Improve business results
Are you trying to find new customers? Retain existing customers? Cross-sell? All three? Do you need to raise awareness of your brand and solutions and become known in a market you are just entering? Drive consideration and favorability? Are you a direct-seller with ecommerce sales goals? Whatever your marketing goals that actually drive positive business results, designing your content marketing program to be measurably in service of those goals is just good business.
Look at Blackrock. They are an investment company with clear points of view from their experts about how the business behaves globally. Their blog features POVs on “global market intelligence” from actual Blackrock investment staff.
Blackrock is well known in the investment community. Larry Fink is the Chairman and Chief Executive Officer of BlackRock. He started the company and shares his POV routinely. Now, a broad collection of thought leaders at Blackrock share their insights via content. That builds trust, consideration and favorability. Take a look at a typical article, this one by Richard Turnill, Chief Strategy Officer on “How to prepare for the low return environment ahead.” No doubt these guys are experts and have a particular view based upon their position managing so much money.

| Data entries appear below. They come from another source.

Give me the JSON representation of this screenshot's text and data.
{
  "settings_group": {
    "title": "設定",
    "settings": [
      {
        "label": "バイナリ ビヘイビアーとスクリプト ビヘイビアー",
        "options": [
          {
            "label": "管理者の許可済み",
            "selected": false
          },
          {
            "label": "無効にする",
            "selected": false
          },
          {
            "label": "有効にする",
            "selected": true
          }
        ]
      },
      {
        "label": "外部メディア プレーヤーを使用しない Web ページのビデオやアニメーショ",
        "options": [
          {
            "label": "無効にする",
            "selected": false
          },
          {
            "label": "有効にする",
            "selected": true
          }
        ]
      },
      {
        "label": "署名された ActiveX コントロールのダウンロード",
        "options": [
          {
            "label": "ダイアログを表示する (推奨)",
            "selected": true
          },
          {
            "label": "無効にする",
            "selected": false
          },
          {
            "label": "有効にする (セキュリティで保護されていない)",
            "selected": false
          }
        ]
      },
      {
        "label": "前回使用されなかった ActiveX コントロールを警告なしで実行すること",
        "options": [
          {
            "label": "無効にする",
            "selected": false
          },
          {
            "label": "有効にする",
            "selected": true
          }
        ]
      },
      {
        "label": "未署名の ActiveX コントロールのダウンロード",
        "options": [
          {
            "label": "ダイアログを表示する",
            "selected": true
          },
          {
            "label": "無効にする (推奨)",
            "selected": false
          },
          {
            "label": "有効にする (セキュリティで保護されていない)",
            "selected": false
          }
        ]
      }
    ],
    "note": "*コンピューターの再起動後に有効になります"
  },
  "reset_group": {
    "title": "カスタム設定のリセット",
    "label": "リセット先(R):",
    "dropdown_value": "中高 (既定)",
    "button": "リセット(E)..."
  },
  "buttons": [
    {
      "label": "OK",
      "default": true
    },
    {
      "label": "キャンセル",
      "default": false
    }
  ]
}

Clearly this blog is in service of marketing goals to increase consideration and favorability for Blackrock. With the right tagging and ‘view through” measurement, they are likely following how the blog drives financial advisors and investors to investment solution content on Blackrock.com and other valuable actions.
Whether this content shortens the buy cycle, improves preference and trust amongst financial advisors and, therefore, their recommendations of Blackrock, or even drives actual demand from investors, it is in-service to the business.
Serve the customer
The biggest shift for marketers through content marketing is to actually become much more customer-centered. It sounds simple and obvious really. My experience tells me that it is a lot harder for some businesses to actually change their practices to be more customer-centered. Businesses have old ways of feeling connected to the customer; anecdotes from sales professionals, customer surveys or traditional research. These are all great sources but we need to go further.
For content marketers, that means mining search engine data to understand what people are really concerned about, listening via all of our means including social media conversations, and examining content performance data to see what truly engages people and what they deem ‘share-worthy.’
Coldwell Banker has developed a rich content marketing resource via their blog. No doubt it attracts and serves agents as much as homeowners. One look a the collection of “Seller’s Resources” and it seems clear that they are listening to key homeowner questions about staging, increasing value via energy efficiency, and radon concerns and then creating useful content.
Even as you tune up your team to adopt all of the best practices of great content marketing, make sure your content program is grounded in who your brand is, the business results you must achieve and the constantly evolving needs of your customers.